W3C home > Mailing lists > Public > www-rdf-interest@w3.org > April 2002

RE: Explicit Disambiguation Via RDF bNodes, more Process

From: Danny Ayers <danny666@virgilio.it>
Date: Sat, 27 Apr 2002 00:52:51 +0200
To: "Joshua Allen" <joshuaa@microsoft.com>, "Sandro Hawke" <sandro@w3.org>, <www-rdf-interest@w3.org>
Message-ID: <EBEPLGMHCDOJJJPCFHEFCENHFNAA.danny666@virgilio.it>
blah below, to cut it short :

I'm saying that if

the URI http://www.markbaker.ca/index.html is equivalent to the set

[markBakerThePerson(person), theWebSiteAtThisURL(website),

where markBakerThePerson, theWebSiteAtThisURL etc are just local identifiers
I'm using - anonymous nodes even - for elements in the URI, which is a set
btw, - and (person), (website) etc are types/classes defined in shared

and 'livesIn' and 'respondsToGET' are predicates in shared schema that apply
to (URI.person, place) and (URI.website, string)

and someones states that http://www.markbaker.ca/index.html  livesIn Miami

and someone states that http://www.markbaker.ca/index.html respondsToGET

then I can reasonably ask

Where does  http://www.markbaker.ca/index.html  live?

and expect the answer 'Miami'.


>I don't think that the people on this list are representative.  The
>people on this list enjoy intellectual debate, and are deliberately
>trying to come up with various alternatives.  That's successful
>brainstorming and opinionated discourse; it doesn't prove a crisis in
>the status of URIs as identifiers.

Gawd help us if they are, but if people here are able to bend & twist the
meaning of URIs, doesn't that suggest at least that it is possible? (and
thus probable 'in the wild')

>> rigid mapping to last without breaking in an environment with
>> millions (billions?) of users seems to me to be optimistic, to say the
>> least. If you can give me one example in the history of humanity where
>> such a thing has remained constant, then I'll concede the point.
>This is a poor argument.  Words mean things.  Just because there are
>rare cases where a word will be used with connotation that is opposite
>its normal connotation does not mean that words are meaningless.  Are
>words "too far gone"?

If systems are designed so that 'one' represents 1.00, then they may not
work if someone uses 'one' to mean 1.01.
Whereas if systems are designed to accept 'one' as 1 +/- 0.1 then there's no
problem. This in a way is orthogonal - better would be to say that 'one' can
mean 1.00 or a string of characters or myself.
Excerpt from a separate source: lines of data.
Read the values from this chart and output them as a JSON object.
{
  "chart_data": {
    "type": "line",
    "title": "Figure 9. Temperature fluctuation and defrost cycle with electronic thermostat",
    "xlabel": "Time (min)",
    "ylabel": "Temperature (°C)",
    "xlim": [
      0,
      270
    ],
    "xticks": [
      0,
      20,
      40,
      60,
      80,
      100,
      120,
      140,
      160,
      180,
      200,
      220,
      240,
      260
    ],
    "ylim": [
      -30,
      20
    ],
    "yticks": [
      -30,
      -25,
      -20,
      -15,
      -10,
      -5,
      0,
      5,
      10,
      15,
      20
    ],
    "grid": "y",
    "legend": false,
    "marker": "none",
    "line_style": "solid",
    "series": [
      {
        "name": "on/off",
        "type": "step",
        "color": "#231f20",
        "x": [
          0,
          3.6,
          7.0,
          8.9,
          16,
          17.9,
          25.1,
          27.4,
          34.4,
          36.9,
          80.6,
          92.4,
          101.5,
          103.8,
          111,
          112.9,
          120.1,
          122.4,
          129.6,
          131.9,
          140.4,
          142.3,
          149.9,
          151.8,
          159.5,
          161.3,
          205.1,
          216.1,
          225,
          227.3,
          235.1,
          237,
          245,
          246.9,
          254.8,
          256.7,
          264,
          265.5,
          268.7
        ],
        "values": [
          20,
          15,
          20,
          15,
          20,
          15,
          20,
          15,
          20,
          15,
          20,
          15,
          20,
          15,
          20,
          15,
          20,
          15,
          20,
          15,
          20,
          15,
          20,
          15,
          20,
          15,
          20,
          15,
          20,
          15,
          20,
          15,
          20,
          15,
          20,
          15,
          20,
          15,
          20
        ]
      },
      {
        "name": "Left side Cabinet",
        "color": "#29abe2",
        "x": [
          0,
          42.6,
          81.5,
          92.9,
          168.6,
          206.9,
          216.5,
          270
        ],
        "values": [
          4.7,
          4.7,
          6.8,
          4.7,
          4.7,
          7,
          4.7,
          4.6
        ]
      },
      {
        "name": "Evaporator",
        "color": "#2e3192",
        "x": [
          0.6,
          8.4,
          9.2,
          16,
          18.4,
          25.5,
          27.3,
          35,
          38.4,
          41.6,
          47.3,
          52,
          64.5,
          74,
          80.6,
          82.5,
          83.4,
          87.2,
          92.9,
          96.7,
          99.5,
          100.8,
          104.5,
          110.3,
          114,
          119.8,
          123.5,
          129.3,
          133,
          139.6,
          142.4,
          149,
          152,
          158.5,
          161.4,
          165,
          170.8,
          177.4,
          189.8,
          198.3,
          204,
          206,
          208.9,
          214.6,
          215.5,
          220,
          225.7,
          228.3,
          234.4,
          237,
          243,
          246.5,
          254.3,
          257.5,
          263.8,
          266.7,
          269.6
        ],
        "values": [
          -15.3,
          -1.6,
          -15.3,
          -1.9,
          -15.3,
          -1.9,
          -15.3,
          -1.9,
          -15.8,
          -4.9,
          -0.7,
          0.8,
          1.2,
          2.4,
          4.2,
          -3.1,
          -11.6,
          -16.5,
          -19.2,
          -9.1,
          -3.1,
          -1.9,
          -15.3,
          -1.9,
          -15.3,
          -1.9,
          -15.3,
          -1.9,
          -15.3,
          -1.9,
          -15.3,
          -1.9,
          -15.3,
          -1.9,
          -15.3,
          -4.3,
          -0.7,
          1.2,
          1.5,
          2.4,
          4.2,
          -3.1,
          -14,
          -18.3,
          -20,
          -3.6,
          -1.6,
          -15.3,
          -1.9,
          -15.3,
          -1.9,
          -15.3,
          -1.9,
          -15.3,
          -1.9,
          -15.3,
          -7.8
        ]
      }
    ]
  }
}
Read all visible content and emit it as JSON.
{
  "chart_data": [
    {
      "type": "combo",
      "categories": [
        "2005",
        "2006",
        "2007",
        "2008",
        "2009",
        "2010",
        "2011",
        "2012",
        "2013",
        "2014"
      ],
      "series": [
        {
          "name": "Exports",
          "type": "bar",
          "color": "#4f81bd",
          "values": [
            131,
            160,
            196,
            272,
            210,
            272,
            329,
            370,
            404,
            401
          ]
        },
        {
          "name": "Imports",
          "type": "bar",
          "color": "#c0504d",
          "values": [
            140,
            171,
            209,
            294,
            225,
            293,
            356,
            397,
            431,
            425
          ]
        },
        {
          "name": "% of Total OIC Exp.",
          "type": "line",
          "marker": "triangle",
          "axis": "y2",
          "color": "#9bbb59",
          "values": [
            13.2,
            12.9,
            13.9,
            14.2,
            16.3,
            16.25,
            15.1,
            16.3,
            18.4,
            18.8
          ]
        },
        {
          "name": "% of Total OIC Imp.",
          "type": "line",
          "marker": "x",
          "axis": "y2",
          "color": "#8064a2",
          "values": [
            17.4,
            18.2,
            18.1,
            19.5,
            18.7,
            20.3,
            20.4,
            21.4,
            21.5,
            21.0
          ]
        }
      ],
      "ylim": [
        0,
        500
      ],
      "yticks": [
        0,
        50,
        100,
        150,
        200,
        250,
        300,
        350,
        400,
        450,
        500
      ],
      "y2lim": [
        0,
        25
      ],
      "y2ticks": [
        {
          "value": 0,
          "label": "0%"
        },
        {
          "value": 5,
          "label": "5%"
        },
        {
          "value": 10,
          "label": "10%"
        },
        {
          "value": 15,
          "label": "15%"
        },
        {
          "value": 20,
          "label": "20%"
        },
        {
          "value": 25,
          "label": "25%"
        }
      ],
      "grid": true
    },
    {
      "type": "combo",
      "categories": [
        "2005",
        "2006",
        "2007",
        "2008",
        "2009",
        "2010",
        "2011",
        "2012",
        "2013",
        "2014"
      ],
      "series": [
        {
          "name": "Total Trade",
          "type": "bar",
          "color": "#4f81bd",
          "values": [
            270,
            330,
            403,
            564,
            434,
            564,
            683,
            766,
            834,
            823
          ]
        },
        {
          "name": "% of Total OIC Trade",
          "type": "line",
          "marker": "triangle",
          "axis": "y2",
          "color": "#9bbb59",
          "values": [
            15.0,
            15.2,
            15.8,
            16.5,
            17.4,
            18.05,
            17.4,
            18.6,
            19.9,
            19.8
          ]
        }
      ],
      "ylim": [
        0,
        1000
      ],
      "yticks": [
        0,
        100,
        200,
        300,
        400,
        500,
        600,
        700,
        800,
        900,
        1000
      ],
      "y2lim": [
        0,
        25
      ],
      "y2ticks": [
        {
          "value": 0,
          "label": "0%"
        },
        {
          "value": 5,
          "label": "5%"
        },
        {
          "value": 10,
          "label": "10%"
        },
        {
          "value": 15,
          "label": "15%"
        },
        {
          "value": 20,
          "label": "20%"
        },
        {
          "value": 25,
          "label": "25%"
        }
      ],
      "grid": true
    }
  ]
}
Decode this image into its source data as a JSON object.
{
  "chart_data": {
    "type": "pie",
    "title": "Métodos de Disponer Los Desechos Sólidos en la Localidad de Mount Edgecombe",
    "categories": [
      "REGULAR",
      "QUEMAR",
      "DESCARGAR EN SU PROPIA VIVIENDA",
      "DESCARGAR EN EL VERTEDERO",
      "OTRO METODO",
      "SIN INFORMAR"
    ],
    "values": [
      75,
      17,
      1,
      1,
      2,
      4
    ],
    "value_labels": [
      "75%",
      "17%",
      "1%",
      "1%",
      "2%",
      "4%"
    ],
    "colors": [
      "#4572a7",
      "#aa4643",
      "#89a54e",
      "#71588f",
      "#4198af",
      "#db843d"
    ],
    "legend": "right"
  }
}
>I don't have to prove that ambiguity never existed to assert that
>gratuitous ambiguity is a stupid strategy.

Eye for 1.00 am trying to look at ways of reducing ambiguity.

>> doesn't help. They each have a role in different problem-solving
>> scenarios : the first is critical to most forms of communication, the
>There is only one very simple problem being solved here.  If I want to
>allow millions of people to independently share their assertions and
>know that they are talking about the same "thing", how do I identify a
>> look at the reality of the URI rather than trying to change it or
>invent a
>Yes.  The reality is that URIs which use http: refer to something that
>uses HTTP -- a web page.

Hmm - I believe it might have been said before on this list - 'a web page'
is only one possible interpretation, even accepting that the http: means the
HTTP protocol.

>> magic "UTI" to replace it (apart from locally - no problem with UTIs
>> there).
>But locality is the opposite of the semantic web, so I guess this is
>off-topic.  And the idea of a "local universal identifier" sounds pretty

What I meant here is that the application on machine X may use the
identifier ABCD to refer to the web page http://... and all the assertions
it finds about it. It may use another identifier to refer to the person
who's home page shares the same URI.

>> I think viewing the URI as a set and using context within inference is
>> probably the best pragmatic solution.
>I have no idea what you are talking about.

see top

  Do you have an example of
>how to solve the simple problem I pointed out?

Sorry, I've gone back through the last dozen or so of your posts and I can't
find the problem - could you please repeat it. Here's a question in the
meantime, you said :

The anonymous (or named if you want) node:
[http://www.markbaker.ca/index.html dc:Creator]
Identifies the person.

The node:
Identifies the page.

If I am to use this information in my inference system, how exactly do I
know that the first of these identifies the person, and the second the page?